JOC ARCHIVES

February 17, 2010

Tendering law

B.C. government breached own contract on highway project, court rules

A Kelowna-based civil construction contractor won its case in the Supreme Court of Canada against the Province of B.C. which breached its own tender contract on a highway project.

The court recently released its judgment in an appeal case between Tercon Contractors Ltd. and the B.C. Ministry of Transportation and Highways (MOT).

The main issue of the case was whether the province can protect itself from claims by an unsuccessful bidder, by including a broad “exclusion of liability” in its tender documents.

“A lot of people were asking: can you ever draft a clause like this that bullet proofs you from liability?” said Glen Boswall, a partner in Clark Wilson’s Construction Group.

“The court is saying you can draft a contract anyway you want. We (the court) are not going to tell you, you can’t draft a comprehensive limitation of liability.”

The nine justices agreed upon the approach to interpreting contractual liability, but the court was deeply divided in its decision.

Five justices ruled to allow Tercon’s claim and four ruled against it.

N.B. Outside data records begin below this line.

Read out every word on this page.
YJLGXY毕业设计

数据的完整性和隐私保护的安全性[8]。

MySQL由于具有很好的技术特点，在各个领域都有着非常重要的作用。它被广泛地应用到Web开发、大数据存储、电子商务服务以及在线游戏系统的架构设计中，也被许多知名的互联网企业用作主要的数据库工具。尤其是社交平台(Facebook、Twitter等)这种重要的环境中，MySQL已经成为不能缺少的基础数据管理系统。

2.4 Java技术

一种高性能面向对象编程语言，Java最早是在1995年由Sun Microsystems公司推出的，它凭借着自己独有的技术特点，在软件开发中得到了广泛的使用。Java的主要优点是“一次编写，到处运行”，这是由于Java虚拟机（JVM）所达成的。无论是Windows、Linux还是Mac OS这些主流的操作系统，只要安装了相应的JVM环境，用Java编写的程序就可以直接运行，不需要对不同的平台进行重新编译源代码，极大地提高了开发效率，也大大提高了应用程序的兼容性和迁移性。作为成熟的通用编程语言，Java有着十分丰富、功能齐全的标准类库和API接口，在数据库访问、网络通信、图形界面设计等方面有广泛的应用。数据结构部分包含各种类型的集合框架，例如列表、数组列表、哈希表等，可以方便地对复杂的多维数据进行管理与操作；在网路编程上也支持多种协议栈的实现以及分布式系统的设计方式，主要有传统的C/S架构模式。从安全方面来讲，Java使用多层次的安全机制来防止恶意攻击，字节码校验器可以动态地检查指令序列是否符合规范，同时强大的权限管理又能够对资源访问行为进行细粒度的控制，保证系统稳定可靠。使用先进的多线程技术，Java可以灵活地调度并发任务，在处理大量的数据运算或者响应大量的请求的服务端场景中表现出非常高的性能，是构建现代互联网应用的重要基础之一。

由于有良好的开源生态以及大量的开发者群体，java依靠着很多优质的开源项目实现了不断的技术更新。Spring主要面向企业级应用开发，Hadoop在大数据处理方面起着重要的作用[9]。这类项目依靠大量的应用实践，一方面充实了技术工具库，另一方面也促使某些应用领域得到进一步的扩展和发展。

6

“All the justices agree you can have an exclusion clause and on how to analyze the clause,” said Boswall.

“But, they are not in agreement on how to read or interpret the clause.”

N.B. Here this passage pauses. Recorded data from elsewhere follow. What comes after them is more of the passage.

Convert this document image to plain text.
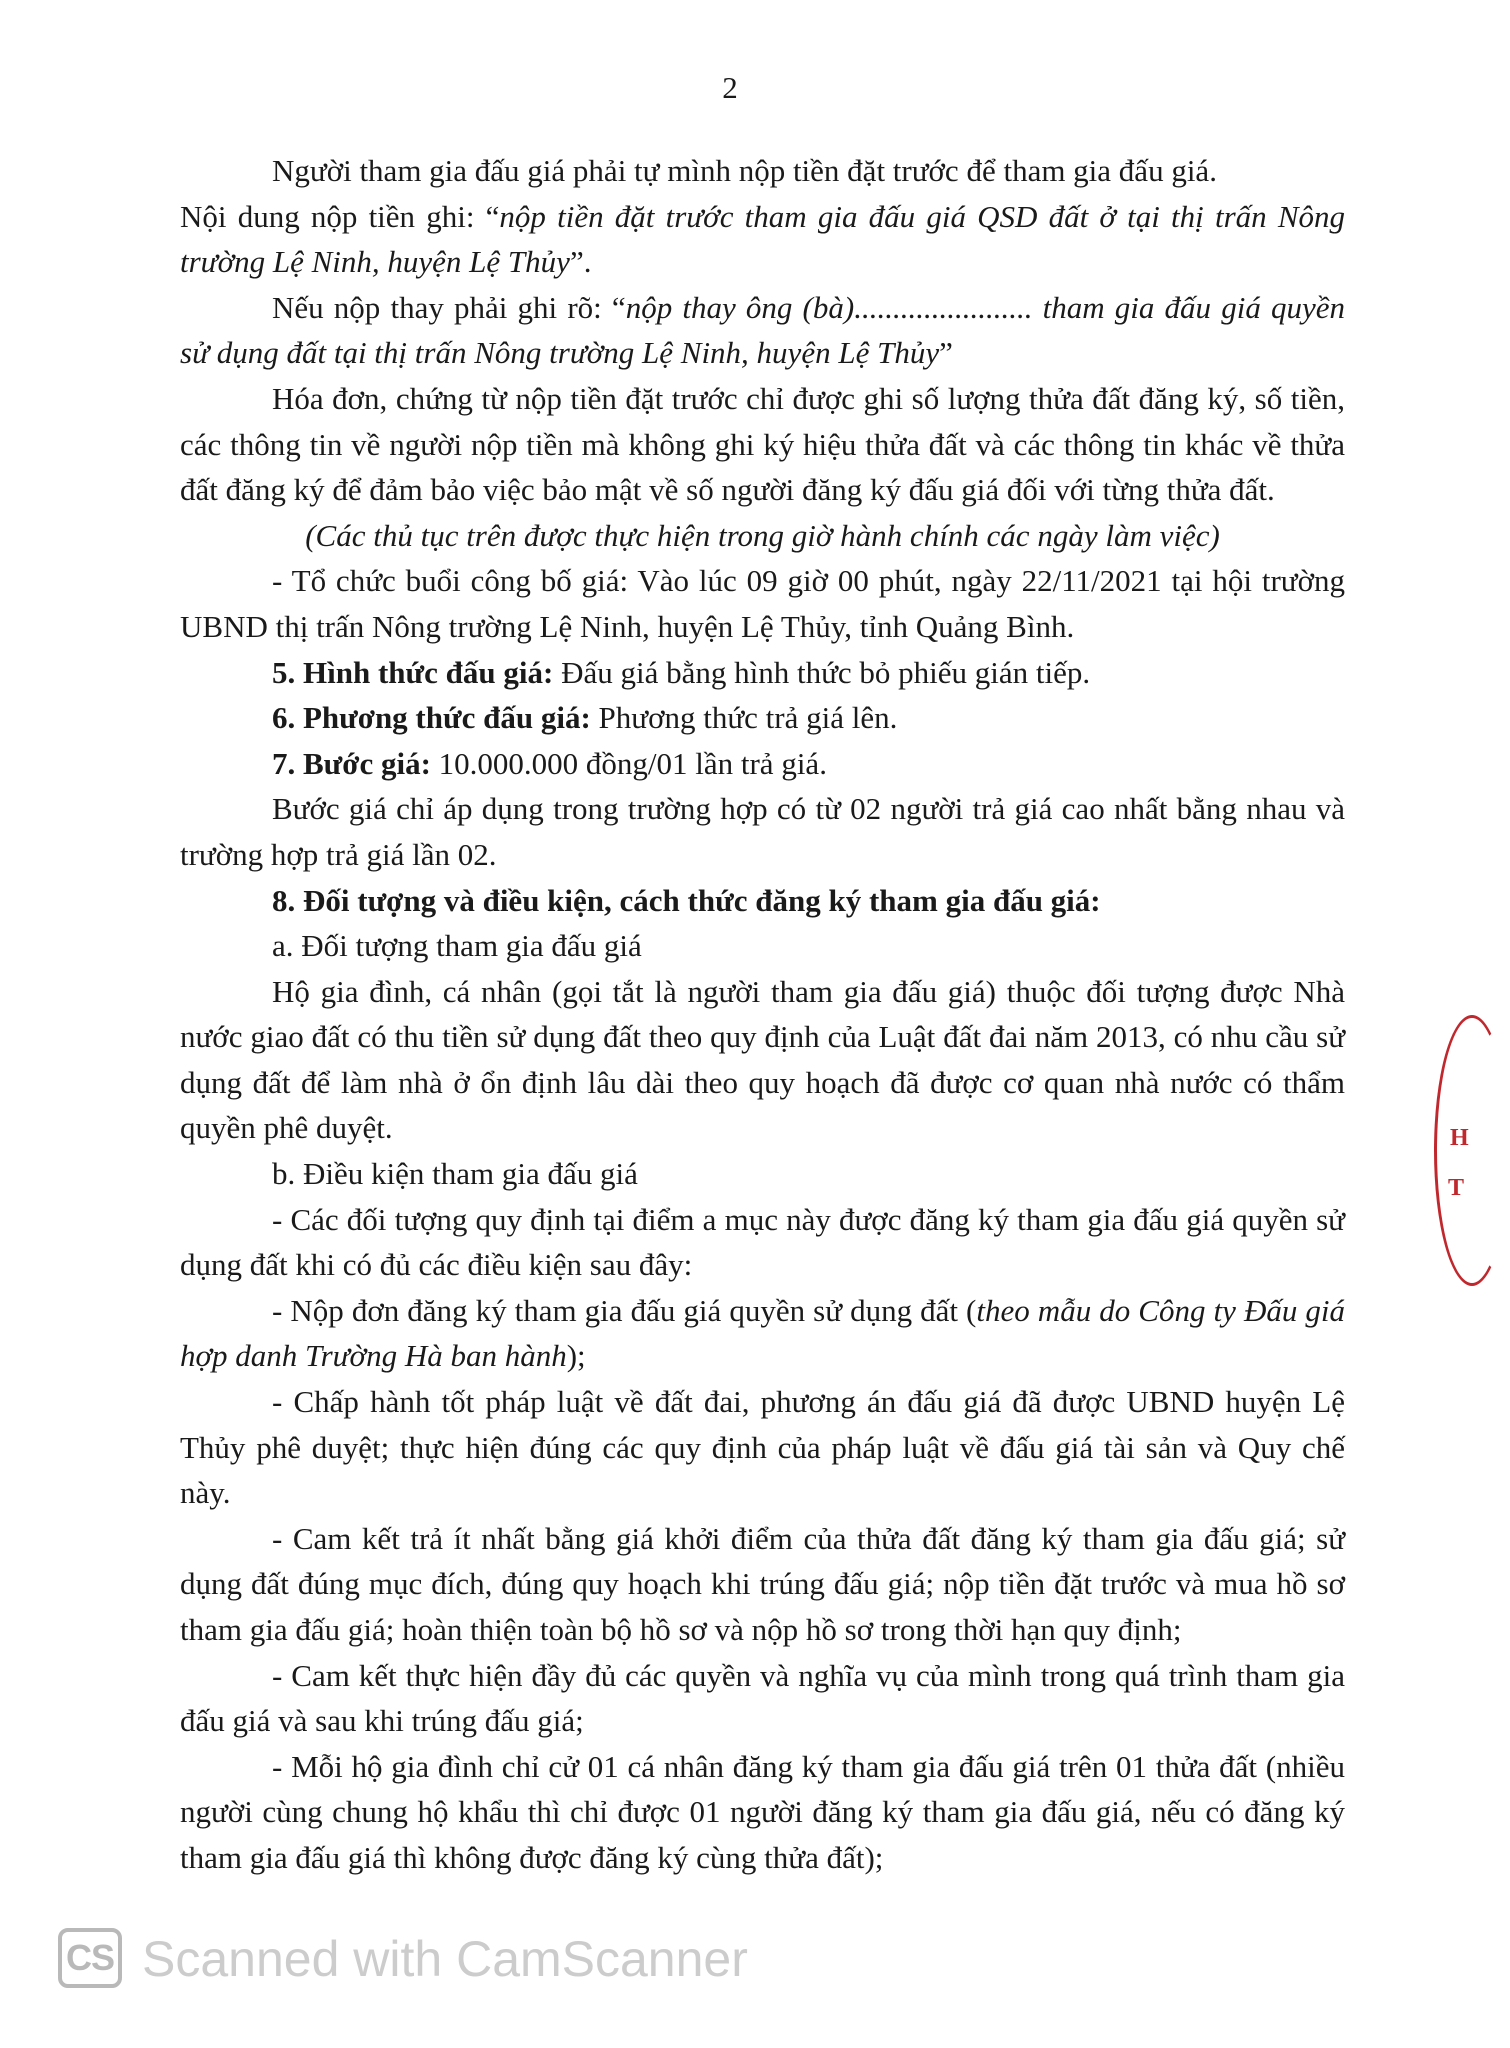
2

Người tham gia đấu giá phải tự mình nộp tiền đặt trước để tham gia đấu giá.

Nội dung nộp tiền ghi: “nộp tiền đặt trước tham gia đấu giá QSD đất ở tại thị trấn Nông trường Lệ Ninh, huyện Lệ Thủy”.

Nếu nộp thay phải ghi rõ: “nộp thay ông (bà)....................... tham gia đấu giá quyền sử dụng đất tại thị trấn Nông trường Lệ Ninh, huyện Lệ Thủy”

Hóa đơn, chứng từ nộp tiền đặt trước chỉ được ghi số lượng thửa đất đăng ký, số tiền, các thông tin về người nộp tiền mà không ghi ký hiệu thửa đất và các thông tin khác về thửa đất đăng ký để đảm bảo việc bảo mật về số người đăng ký đấu giá đối với từng thửa đất.

(Các thủ tục trên được thực hiện trong giờ hành chính các ngày làm việc)

- Tổ chức buổi công bố giá: Vào lúc 09 giờ 00 phút, ngày 22/11/2021 tại hội trường UBND thị trấn Nông trường Lệ Ninh, huyện Lệ Thủy, tỉnh Quảng Bình.

5. Hình thức đấu giá: Đấu giá bằng hình thức bỏ phiếu gián tiếp.

6. Phương thức đấu giá: Phương thức trả giá lên.

7. Bước giá: 10.000.000 đồng/01 lần trả giá.

Bước giá chỉ áp dụng trong trường hợp có từ 02 người trả giá cao nhất bằng nhau và trường hợp trả giá lần 02.

8. Đối tượng và điều kiện, cách thức đăng ký tham gia đấu giá:

a. Đối tượng tham gia đấu giá

Hộ gia đình, cá nhân (gọi tắt là người tham gia đấu giá) thuộc đối tượng được Nhà nước giao đất có thu tiền sử dụng đất theo quy định của Luật đất đai năm 2013, có nhu cầu sử dụng đất để làm nhà ở ổn định lâu dài theo quy hoạch đã được cơ quan nhà nước có thẩm quyền phê duyệt.

b. Điều kiện tham gia đấu giá

- Các đối tượng quy định tại điểm a mục này được đăng ký tham gia đấu giá quyền sử dụng đất khi có đủ các điều kiện sau đây:

- Nộp đơn đăng ký tham gia đấu giá quyền sử dụng đất (theo mẫu do Công ty Đấu giá hợp danh Trường Hà ban hành);

- Chấp hành tốt pháp luật về đất đai, phương án đấu giá đã được UBND huyện Lệ Thủy phê duyệt; thực hiện đúng các quy định của pháp luật về đấu giá tài sản và Quy chế này.

- Cam kết trả ít nhất bằng giá khởi điểm của thửa đất đăng ký tham gia đấu giá; sử dụng đất đúng mục đích, đúng quy hoạch khi trúng đấu giá; nộp tiền đặt trước và mua hồ sơ tham gia đấu giá; hoàn thiện toàn bộ hồ sơ và nộp hồ sơ trong thời hạn quy định;

- Cam kết thực hiện đầy đủ các quyền và nghĩa vụ của mình trong quá trình tham gia đấu giá và sau khi trúng đấu giá;

- Mỗi hộ gia đình chỉ cử 01 cá nhân đăng ký tham gia đấu giá trên 01 thửa đất (nhiều người cùng chung hộ khẩu thì chỉ được 01 người đăng ký tham gia đấu giá, nếu có đăng ký tham gia đấu giá thì không được đăng ký cùng thửa đất);

H
T
CS Scanned with CamScanner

The B.C. Construction Association (BCCA) is concerned that the Supreme Court decision has left the door open for the legal community to develop clearer and more concise language for exclusion clauses.

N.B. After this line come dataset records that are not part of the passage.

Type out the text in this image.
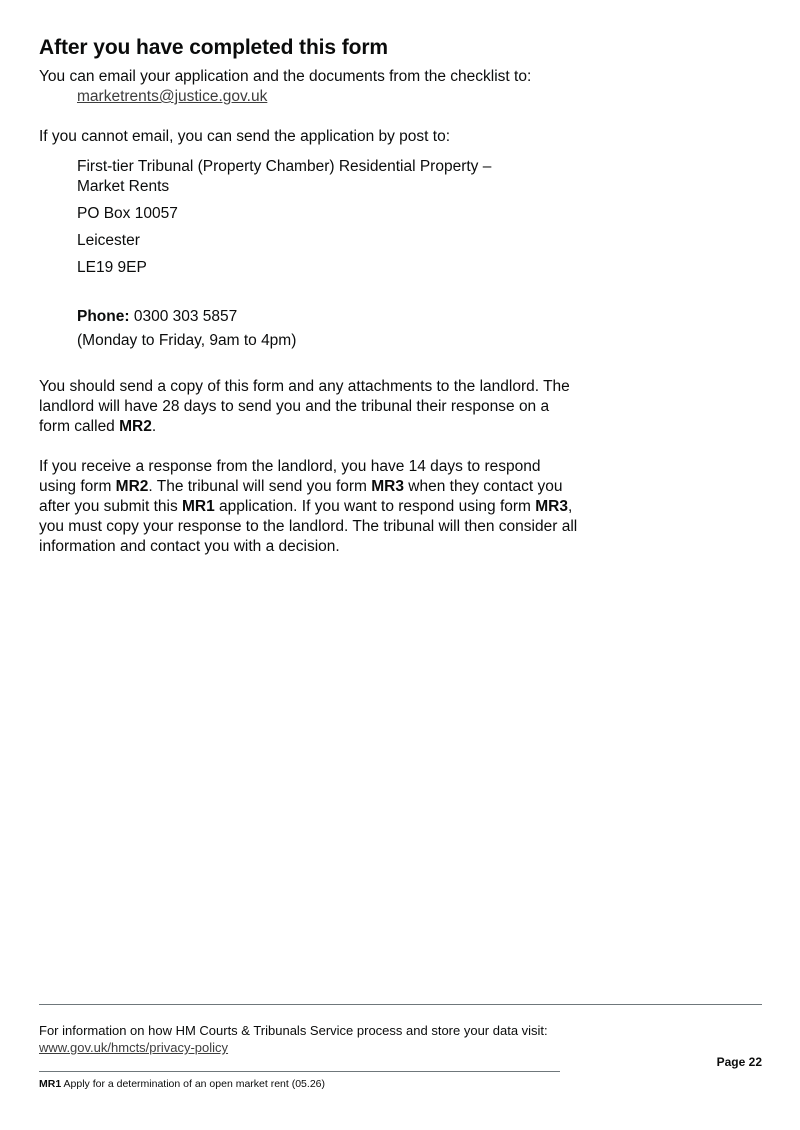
After you have completed this form

You can email your application and the documents from the checklist to:

marketrents@justice.gov.uk

If you cannot email, you can send the application by post to:

First-tier Tribunal (Property Chamber) Residential Property –
Market Rents

PO Box 10057

Leicester

LE19 9EP

Phone: 0300 303 5857

(Monday to Friday, 9am to 4pm)

You should send a copy of this form and any attachments to the landlord. The landlord will have 28 days to send you and the tribunal their response on a form called MR2.

If you receive a response from the landlord, you have 14 days to respond using form MR2. The tribunal will send you form MR3 when they contact you after you submit this MR1 application. If you want to respond using form MR3, you must copy your response to the landlord. The tribunal will then consider all information and contact you with a decision.

For information on how HM Courts & Tribunals Service process and store your data visit:
www.gov.uk/hmcts/privacy-policy
Page 22
MR1 Apply for a determination of an open market rent (05.26)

“The reality is that the MOT language in the original Tercon contract has filtered all the way down to the school board level,” said Manley McLachlan, president of the BCCA.

“The B.C. Appeal Court decision basically gave the green light for public agencies to adopt this type of language.”

Tercon won the original case in 2006, in which it sued the government in B.C. Supreme Court and was awarded $3.3 million in damages.

When the B.C. Court of Appeal reversed the lower court decision in 2007, Tercon took the case to the Supreme Court of Canada.

In this latest case, the court ruled the ministry breached the provisions of its bid contract with Tercon, when it accepted and awarded a bid to a party, which was not eligible to be part of the tender process.

“Our stance is that we challenge the applicability of broadly worded exclusion clauses in relation to this particular decision,” said McLachlan.

“We think its time for the provincial government to remove the exclusion clause from contract documents immediately.”

The ruling of the trial judge was upheld by the Supreme Court, who said the province acted egregiously by ensuring that the true bidder wasn’t disclosed.

This breach was an attack on the underlying premise of the tendering process, which was set out in detail in the contract.

The original trial judge ruled this behaviour was an affront to the integrity and business efficacy of the tendering process.

The Ministry of Transportation and Highways issued a request for expressions of interest in 2000, for designing and building a $35 million highway in northwestern B.C.

Under the terms of the Request for Proposals (RFP), six original proponents, including Tercon Contractors and Brentwood Enterprises Ltd, were eligible to submit a proposal.

The RFP, which was formally issued in January 2001, included a clause excluding all claims for damages as a result of participating in this RFP.

Brentwood lacked expertise in drilling and blasting, so the company entered into a pre-bidding agreement with Emil Anderson Construction Co to undertake the work as a joint venture.

Emil Anderson wasn’t a qualified bidder, but this arrangement allowed Brentwood to prepare a more competitive proposal.

Brentwood and Tercon were the two short-listed proponents and the province selected Brentwood for the project.

Under these circumstances, the majority of the justices found that the exclusion clause was inapplicable and reinstated the $3 million judgment in Tercon’s favour from the original trial.

Roy Nieuwenburg, chair of Clark Wilson’s Construction Group said this type of problem can be avoided by putting a clause in the contract that allows the owner to accept any parties that are sufficiently associated with the prequalified entity.

The provincial ministry of transport would not comment on the implications of the decision, but said it has ended the practice of exclusion clauses.

“This is an event that started more than 10 years ago, and since then the MOT no longer has the practice of exclusion,” said MOT director of communications Dave Crebo.